Referring to fig. 3, specifically, an annular groove is provided on the opening end of the cylinder 1, and a sealing packing 9 is embedded in the annular groove. The edge of the lower side surface of the sealing cover 3 is provided with an annular bulge, and the annular bulge is opposite to the annular groove. Through the annular bulge and the annular groove, the annular bulge can be in contact with the sealing filler 9 in the annular groove, and therefore the sealing performance of the cylinder body 1 is effectively improved.

Specifically, the input end of the control valve is connected to the production system and the compressed air output device, the output end of the control valve is connected to the cylinder 6, and the control valve is used to control the operation of the cylinder 6 according to the pressure state of the production system.

It can be seen that the device of this implementation is through setting up cylinder 6 in the outside of barrel 1, through sealed lid 3 of cylinder 6 drive, thereby control opening and closure of barrel 1, action through control valve control cylinder 6, carry out automatic control with the closure with opening to barrel 1, the sealing performance between sealed lid 3 and barrel 1 not only can be guaranteed in the setting of cylinder 6, and the control valve is according to the action of production system's pressure state control cylinder 6, when production system's pressure was too high, timely control cylinder 6 moves, carry out the pressure release to barrel 1 inside, thereby the inside bag filter of box of assurance is not destroyed.

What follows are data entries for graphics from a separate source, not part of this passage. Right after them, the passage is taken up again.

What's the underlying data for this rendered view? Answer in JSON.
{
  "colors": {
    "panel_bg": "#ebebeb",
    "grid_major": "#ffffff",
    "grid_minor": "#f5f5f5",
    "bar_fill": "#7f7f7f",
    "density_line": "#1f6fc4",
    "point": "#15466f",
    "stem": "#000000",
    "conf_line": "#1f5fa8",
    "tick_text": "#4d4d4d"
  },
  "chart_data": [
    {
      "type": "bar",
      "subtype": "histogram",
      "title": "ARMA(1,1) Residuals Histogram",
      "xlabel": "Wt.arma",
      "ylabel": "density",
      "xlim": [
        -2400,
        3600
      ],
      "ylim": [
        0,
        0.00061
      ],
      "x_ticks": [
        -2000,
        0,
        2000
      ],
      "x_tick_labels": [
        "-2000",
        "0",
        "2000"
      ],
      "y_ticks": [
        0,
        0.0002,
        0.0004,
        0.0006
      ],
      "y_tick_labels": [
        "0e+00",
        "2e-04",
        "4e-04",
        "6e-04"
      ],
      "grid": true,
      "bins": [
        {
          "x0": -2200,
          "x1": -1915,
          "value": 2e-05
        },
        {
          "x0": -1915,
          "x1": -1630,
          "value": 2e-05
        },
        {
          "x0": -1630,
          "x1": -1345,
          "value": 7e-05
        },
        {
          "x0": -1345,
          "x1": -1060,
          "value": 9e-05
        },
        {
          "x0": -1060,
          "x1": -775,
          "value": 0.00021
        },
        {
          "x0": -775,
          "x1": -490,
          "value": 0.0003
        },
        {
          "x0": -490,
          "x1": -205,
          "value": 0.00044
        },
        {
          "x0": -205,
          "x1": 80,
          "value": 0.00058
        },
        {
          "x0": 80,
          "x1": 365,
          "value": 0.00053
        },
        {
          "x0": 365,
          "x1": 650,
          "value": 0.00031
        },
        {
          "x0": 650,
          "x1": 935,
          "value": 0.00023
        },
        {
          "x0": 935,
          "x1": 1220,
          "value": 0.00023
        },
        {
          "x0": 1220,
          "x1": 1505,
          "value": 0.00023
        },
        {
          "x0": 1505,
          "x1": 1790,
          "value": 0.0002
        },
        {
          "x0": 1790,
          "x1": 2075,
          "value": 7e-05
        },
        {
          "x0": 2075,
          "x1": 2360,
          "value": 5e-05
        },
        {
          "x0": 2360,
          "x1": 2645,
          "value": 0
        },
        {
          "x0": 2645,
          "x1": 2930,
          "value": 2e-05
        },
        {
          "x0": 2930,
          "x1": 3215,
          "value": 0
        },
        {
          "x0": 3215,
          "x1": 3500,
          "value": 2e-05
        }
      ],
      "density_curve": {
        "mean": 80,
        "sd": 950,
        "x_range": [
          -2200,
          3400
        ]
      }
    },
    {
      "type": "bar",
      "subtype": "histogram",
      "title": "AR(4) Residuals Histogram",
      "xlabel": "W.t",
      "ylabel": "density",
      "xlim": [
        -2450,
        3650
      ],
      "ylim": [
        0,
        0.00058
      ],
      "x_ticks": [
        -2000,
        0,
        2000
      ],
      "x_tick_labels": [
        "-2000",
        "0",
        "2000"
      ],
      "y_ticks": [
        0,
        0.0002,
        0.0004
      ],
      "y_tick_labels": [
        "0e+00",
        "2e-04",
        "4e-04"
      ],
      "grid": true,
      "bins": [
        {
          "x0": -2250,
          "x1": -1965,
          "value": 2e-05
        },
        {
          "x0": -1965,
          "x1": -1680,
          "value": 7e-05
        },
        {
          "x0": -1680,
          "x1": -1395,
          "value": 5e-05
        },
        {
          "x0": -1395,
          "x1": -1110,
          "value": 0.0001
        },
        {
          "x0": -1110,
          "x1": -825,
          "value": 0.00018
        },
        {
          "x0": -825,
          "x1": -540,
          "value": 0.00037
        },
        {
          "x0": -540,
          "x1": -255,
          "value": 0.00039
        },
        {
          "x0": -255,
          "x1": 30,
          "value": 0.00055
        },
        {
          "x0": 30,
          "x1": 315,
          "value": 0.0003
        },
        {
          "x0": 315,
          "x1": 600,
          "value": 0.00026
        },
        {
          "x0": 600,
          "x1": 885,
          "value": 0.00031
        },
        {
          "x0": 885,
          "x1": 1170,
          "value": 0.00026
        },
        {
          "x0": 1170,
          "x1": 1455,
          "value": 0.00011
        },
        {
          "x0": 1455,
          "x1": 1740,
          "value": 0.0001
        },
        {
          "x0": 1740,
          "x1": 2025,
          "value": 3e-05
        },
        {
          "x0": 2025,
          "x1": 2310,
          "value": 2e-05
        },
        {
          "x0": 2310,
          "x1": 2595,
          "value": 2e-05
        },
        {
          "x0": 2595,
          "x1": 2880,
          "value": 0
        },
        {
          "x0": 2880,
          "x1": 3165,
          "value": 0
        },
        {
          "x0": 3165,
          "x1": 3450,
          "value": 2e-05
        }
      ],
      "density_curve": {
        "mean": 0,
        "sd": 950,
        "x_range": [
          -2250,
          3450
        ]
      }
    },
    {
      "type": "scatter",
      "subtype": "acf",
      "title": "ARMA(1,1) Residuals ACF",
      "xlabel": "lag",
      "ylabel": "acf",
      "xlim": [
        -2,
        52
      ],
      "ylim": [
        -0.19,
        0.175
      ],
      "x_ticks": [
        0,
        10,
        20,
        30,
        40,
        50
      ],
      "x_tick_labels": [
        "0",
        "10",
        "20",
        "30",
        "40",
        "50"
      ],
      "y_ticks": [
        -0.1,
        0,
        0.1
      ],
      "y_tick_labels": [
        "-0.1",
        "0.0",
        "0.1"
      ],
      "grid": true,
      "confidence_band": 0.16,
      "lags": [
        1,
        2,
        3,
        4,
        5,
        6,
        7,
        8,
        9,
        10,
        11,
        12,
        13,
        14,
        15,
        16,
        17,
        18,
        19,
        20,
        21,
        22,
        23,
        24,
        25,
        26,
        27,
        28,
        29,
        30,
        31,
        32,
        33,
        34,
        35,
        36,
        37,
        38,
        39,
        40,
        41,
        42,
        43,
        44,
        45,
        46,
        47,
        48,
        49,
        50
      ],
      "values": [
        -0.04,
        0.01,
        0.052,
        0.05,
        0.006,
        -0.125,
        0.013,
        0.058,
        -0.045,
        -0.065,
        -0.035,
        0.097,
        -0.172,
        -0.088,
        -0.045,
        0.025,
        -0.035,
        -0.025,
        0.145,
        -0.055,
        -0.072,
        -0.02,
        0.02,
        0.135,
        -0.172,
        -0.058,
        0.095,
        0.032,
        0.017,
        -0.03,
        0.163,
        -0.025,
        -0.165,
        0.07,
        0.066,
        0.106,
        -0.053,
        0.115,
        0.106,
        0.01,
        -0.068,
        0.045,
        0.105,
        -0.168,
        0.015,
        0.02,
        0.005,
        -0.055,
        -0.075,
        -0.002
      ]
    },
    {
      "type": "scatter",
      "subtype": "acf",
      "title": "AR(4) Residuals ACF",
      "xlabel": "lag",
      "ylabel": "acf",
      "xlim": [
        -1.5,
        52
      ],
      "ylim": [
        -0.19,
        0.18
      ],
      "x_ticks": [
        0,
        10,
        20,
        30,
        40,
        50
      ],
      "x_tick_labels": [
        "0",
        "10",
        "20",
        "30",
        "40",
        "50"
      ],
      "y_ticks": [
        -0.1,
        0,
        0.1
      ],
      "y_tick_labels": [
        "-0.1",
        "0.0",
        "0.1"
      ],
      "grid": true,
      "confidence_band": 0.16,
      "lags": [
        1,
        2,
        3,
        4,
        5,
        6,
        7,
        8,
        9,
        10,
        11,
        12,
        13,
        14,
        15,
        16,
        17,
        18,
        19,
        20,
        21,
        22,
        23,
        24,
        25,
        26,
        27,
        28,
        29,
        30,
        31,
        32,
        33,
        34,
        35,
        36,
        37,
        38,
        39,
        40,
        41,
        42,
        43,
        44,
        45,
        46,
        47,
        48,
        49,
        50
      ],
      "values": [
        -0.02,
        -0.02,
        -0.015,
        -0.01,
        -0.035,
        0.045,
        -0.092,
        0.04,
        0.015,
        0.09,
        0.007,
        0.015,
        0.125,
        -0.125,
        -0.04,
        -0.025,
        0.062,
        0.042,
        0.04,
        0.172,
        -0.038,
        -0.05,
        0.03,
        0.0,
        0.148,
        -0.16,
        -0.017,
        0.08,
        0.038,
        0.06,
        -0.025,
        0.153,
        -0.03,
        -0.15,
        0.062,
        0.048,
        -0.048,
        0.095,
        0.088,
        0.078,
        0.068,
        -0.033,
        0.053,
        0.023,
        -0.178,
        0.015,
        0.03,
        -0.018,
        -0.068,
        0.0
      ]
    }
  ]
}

Specifically, the control valve is preferably a two-position four-way valve 10, one end of the two-position four-way valve 10 is communicated with a blow-off valve of the production system, the other end is communicated with a compressed air output device, and the two-position four-way valve 10 is also communicated with two connecting air ports 7 on the air cylinder 6 respectively.

Specifically, the two-position four-way valve 10 is connected to the production system, so that the two-position four-way valve 10 is connected to the production system, and the valve position output of the two-position four-way valve 10 can be changed by a pressure change in the production system, thereby controlling the operation of the cylinder 6.

Specifically, the compressed air output from the compressed air output device is input to the cylinder 6 by the control of the two-position four-way valve 10, and the operation of the cylinder 6 is controlled.

Specifically, as shown in fig. 4a and 4b, after the valve air port vi of the two-position four-way valve 10 is communicated with the bleeding valve, the air output by the production system can be input into the two-position four-way valve 10, and similarly, after the valve air port v of the two-position four-way valve 10 is communicated with the compressed air output device, the first compressed air output by the compressed air output device can be input into the two-position four-way valve 10.

Specifically, the second valve port and the fourth valve port of the two-position four-way valve 10 are respectively communicated with two connecting air ports 7 of the air cylinder 6, so that compressed air is respectively delivered into the air cylinder 6 through the second valve port and the fourth valve port, and the action of the air cylinder 6 is controlled.

Specifically, the gas output by the production system and the first compressed air output by the compressed air output device are compared with each other, that is, the operation of the cylinder 6 is controlled by comparing the pressure between the gas output by the production system and the first compressed air output by the compressed air output device.

Specifically, the operation control of the cylinder 6 can be performed by the combined action of the production system and the compressed air output device.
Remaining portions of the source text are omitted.